The compliance imperative
The EEA requires designated employers, those with 50 or more employees, to conduct a detailed analysis to identify employment barriers that adversely affect people from designated groups, which include Black people, women and people with disabilities.
An employment barrier is any policy, procedure, practice or condition that limits or prevents equitable access to employment opportunities for designated groups. This analysis forms the foundation of the employment equity plan (EE plan) that designated employers must prepare and implement.
Given the research outlined above, unequal access to GenAI tools and training, where women are less likely to receive encouragement or investment in GenAI skills, may constitute precisely the kind of employment barrier that designated employers are obliged to identify. If women are systematically excluded from productivity enhancing technologies, or if workplace cultures discourage their adoption by women, this can limit equitable access to career advancement opportunities.

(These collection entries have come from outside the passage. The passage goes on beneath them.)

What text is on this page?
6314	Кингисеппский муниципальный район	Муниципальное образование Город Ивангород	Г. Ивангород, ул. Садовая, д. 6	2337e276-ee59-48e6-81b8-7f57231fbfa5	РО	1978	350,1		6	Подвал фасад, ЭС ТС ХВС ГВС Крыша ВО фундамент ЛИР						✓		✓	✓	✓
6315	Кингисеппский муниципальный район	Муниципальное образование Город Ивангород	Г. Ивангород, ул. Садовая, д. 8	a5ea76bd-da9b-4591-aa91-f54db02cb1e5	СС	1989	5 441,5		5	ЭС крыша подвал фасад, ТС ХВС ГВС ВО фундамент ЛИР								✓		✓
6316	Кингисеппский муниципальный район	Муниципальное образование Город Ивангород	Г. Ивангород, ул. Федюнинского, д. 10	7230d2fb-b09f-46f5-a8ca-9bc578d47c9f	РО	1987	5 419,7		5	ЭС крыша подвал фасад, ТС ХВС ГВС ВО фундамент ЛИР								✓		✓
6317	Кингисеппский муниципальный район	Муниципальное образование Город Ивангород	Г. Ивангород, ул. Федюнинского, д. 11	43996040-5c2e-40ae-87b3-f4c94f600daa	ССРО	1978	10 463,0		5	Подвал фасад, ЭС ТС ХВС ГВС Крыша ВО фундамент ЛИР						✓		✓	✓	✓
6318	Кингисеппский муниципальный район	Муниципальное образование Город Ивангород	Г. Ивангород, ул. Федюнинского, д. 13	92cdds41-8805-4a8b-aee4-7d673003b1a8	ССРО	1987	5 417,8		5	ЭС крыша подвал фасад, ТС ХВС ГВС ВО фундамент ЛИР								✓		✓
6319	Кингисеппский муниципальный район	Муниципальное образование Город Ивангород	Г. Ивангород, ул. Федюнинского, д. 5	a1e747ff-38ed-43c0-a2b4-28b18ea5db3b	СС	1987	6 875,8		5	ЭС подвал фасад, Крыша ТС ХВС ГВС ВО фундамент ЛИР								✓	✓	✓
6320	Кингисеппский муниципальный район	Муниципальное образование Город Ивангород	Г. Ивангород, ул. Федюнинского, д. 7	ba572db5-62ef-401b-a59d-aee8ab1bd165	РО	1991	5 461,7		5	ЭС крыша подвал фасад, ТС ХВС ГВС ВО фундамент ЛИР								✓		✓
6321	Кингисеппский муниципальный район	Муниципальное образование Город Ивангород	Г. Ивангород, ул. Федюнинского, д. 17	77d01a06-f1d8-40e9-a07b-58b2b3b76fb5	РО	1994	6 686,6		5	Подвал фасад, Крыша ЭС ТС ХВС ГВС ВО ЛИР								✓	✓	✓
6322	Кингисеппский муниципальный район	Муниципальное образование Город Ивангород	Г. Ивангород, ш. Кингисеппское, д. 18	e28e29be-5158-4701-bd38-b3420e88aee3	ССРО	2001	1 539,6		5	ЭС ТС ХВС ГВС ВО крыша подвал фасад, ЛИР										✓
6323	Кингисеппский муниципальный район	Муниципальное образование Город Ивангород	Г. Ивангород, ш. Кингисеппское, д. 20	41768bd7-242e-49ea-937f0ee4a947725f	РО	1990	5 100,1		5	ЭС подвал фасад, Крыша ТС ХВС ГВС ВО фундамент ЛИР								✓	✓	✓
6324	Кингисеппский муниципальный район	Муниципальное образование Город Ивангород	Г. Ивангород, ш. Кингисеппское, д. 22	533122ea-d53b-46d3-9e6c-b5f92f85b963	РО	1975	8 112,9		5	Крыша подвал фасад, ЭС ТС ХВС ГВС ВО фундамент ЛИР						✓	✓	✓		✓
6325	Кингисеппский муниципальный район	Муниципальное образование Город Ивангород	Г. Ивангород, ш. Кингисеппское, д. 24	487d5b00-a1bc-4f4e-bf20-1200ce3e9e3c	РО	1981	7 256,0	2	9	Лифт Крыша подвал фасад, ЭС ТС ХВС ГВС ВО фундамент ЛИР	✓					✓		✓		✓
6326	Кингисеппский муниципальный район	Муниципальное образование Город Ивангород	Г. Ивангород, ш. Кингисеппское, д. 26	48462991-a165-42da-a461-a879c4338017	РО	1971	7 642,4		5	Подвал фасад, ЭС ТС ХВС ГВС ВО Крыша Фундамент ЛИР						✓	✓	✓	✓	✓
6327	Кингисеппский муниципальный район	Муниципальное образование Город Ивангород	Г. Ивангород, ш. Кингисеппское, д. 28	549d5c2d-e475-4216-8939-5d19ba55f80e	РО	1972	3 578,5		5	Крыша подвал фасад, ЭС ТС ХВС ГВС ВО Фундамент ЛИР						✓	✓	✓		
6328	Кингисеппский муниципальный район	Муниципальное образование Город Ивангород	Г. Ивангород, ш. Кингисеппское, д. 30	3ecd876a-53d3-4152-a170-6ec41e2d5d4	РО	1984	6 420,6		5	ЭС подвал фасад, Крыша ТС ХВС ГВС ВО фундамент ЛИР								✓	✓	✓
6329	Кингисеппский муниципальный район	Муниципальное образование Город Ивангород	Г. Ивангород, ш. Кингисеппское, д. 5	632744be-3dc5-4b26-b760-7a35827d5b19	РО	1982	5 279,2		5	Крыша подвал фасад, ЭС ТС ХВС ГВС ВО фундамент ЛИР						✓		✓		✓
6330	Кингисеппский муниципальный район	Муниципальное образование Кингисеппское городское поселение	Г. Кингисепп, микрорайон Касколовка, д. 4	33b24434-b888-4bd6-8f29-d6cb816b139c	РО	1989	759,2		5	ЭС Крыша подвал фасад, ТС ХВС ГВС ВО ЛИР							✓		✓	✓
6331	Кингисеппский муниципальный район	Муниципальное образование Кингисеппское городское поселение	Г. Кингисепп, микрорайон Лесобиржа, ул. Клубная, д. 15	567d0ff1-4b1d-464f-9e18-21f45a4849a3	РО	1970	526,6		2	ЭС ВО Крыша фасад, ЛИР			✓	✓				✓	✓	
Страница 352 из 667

The compliance imperative is therefore clear: designated employers conducting their barrier analysis should consider whether disparities in GenAI adoption and training constitute an employment barrier affecting women and, if so, include measures to address this in their EE plans.
The strategic response
Designated employers are already required to prepare and implement EE plans that address identified employment barriers. They can adapt this existing framework to tackle the GenAI gender gap directly. Rather than launching a separate initiative, employers can incorporate AI upskilling into a process that is already mandated. Employers not subject to EEA requirements can adopt these measures voluntarily.
Practically, employers can integrate AI literacy into their EE plans by taking the following steps:
- Extend the workforce analysis to include AI literacy by capturing GenAI usage and training access by gender and other designated grounds.

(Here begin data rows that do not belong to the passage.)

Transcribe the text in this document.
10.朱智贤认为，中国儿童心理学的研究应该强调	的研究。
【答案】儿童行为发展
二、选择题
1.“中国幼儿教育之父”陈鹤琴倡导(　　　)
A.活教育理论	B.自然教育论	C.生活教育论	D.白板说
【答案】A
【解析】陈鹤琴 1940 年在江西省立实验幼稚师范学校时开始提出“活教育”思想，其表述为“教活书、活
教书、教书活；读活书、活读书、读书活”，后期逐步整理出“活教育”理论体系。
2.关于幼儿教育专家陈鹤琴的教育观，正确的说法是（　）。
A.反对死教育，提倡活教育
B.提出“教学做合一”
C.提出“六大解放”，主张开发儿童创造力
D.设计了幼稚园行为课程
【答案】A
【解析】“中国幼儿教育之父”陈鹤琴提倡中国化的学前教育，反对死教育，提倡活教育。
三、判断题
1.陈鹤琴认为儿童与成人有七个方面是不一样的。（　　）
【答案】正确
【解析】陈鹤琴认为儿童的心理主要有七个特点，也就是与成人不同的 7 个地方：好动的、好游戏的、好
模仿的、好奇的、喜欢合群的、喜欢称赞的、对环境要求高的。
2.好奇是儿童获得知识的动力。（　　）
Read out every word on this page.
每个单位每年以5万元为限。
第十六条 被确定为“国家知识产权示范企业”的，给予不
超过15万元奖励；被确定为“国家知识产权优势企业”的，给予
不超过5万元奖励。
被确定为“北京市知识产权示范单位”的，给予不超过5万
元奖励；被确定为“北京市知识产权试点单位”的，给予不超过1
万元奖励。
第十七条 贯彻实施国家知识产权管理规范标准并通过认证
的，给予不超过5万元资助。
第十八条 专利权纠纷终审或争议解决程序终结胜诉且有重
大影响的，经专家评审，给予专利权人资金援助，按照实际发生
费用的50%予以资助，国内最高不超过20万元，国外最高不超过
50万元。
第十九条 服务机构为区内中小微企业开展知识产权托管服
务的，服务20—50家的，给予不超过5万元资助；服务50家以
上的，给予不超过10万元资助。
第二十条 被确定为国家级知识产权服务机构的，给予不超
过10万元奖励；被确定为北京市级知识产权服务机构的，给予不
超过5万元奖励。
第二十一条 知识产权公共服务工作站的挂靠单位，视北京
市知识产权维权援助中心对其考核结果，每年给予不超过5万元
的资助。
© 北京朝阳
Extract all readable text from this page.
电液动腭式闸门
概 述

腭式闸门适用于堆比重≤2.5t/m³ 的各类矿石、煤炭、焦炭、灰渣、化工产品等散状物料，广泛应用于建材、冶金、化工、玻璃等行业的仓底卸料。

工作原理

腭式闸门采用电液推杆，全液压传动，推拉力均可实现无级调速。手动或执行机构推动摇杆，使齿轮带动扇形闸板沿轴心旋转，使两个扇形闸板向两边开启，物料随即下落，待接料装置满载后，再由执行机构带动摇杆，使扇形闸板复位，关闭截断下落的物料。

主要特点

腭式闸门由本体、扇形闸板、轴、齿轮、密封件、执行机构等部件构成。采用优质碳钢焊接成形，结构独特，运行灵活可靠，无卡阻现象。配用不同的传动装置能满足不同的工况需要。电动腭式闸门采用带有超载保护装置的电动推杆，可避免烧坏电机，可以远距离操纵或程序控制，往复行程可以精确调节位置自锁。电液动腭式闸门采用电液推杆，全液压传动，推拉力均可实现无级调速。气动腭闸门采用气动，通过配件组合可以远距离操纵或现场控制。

- Frame low adoption or unequal training access as an employment barrier within the EE plan where the analysis supports this conclusion.
- Implement targeted training programmes linked to the EEA’s requirements for training and development to address identified barriers.

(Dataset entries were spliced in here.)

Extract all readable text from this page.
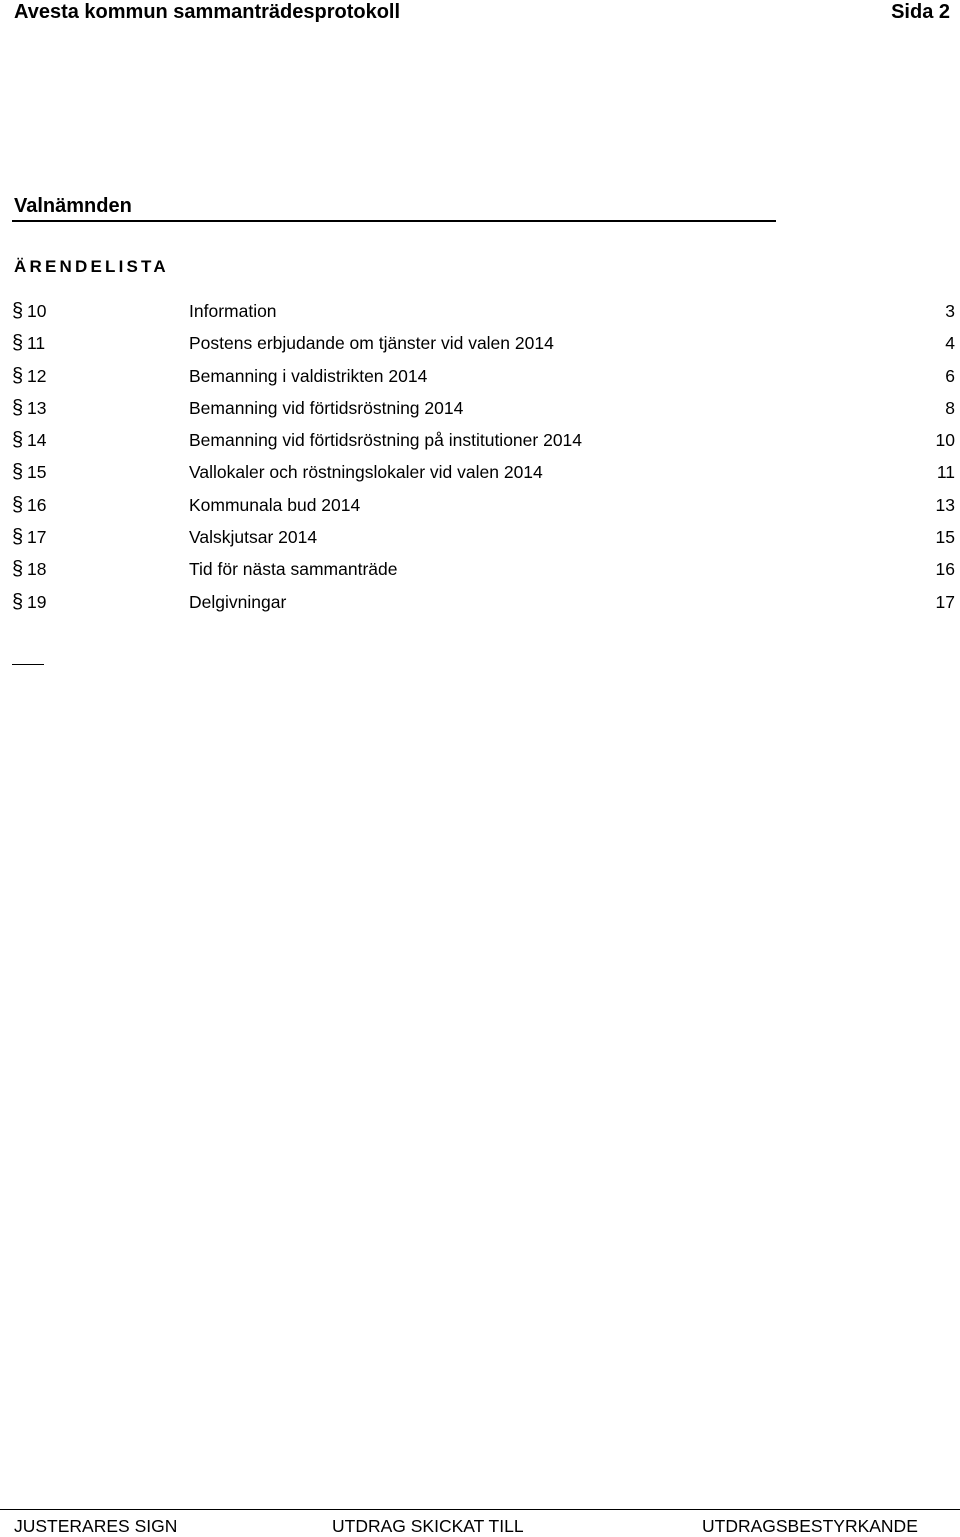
Avesta kommun sammanträdesprotokoll	Sida 2
Valnämnden
ÄRENDELISTA
§ 10	Information	3
§ 11	Postens erbjudande om tjänster vid valen 2014	4
§ 12	Bemanning i valdistrikten 2014	6
§ 13	Bemanning vid förtidsröstning 2014	8
§ 14	Bemanning vid förtidsröstning på institutioner 2014	10
§ 15	Vallokaler och röstningslokaler vid valen 2014	11
§ 16	Kommunala bud 2014	13
§ 17	Valskjutsar 2014	15
§ 18	Tid för nästa sammanträde	16
§ 19	Delgivningar	17
JUSTERARES SIGN	UTDRAG SKICKAT TILL	UTDRAGSBESTYRKANDE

- Set measurable milestones by incorporating AI training targets into the EE plan’s year-on-year objectives.
- Monitor and report on progress as part of ongoing EE plan reporting.
The value of this approach lies in its simplicity: it takes an existing obligation and uses it to address a problem that might otherwise go unnoticed until the costs become difficult to reverse.
Conclusion
The gender gap in GenAI adoption is not merely a matter of individual preference – it carries real commercial, operational and compliance implications for South African businesses. Lower adoption rates among women can reduce productivity gains, entrench bias in AI systems and, for designated employers, undermine the transformation objectives they are required to pursue under the EEA.
By incorporating AI literacy into their barrier analyses and EE plans, businesses can turn a potential vulnerability into a strategic advantage – capitalising on the transformative potential of GenAI while fulfilling their transformation obligations under the EEA.